Les gains immobiliers n’échappent pas au fisc. Ils correspondent sommairement à la différence entre le prix d’achat et le prix de vente de la maison. Résultat duquel on peut encore soustraire les frais d’acquisition (ceux du notaire notamment) et de vente (courtage), mais aussi les investissements qui ont amené une plus-value durable au bien immobilier. Ce n’est, en revanche, pas le cas des frais d’entretien qui ont déjà pu être déduits de l’impôt ordinaire.
Chaque canton a ensuite sa méthode d’imposition.
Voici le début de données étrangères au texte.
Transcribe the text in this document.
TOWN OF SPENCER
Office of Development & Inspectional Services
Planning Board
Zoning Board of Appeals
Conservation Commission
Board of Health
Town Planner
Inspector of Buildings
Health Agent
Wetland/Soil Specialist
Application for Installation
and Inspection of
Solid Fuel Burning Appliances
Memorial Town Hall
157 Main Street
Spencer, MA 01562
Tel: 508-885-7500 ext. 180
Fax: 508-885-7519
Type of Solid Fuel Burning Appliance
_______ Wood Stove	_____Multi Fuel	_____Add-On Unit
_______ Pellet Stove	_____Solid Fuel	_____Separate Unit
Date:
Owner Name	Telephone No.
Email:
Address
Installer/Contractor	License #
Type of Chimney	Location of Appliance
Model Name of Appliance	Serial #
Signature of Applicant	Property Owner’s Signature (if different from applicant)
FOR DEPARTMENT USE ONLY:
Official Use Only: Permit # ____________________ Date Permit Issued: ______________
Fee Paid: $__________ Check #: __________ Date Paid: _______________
Elle dépend de la durée de propriété, mais parfois aussi du montant des gains et de la commune de domicile, plus rarement de la confession du contribuable.
Dans le cas vaudois de notre exemple, le calcul est relativement simple, puisque l’impôt dépend uniquement de la durée de propriété. Le minimum (8%) est atteint après 24 ans, mais, comme les années comptent double lorsque le propriétaire habite lui-même les lieux, c’est bien le taux qui attend le couple Martin. Ils vont donc payer
Prix de vente: 760 000 fr.
Prix d’achat: 450 000 fr.
Impenses: 80 000 fr.
Frais d’acquisition: 22 000 fr.
Frais de courtage: 24 000 fr.
Gain net: 184 000 fr.
Impôt: 12 880 fr.
Pour une fois, Vaud est l’un des cantons romands les moins gourmands. Pour le même gain et la même durée, notre couple aurait, en effet, payé 36 007 fr. à Delémont, 30 073 fr. à Bienne,
29 440 fr. à Fribourg, 22 080 fr. à Neuchâtel, 18 400 fr. à Genève et 11 251 fr. à Sion (source: TaxWare 2017).
A noter que, si les Martin avaient réinvesti la totalité du prix de vente dans leur nouvel appartement, cet impôt aurait pu être reporté (et non pas annulé).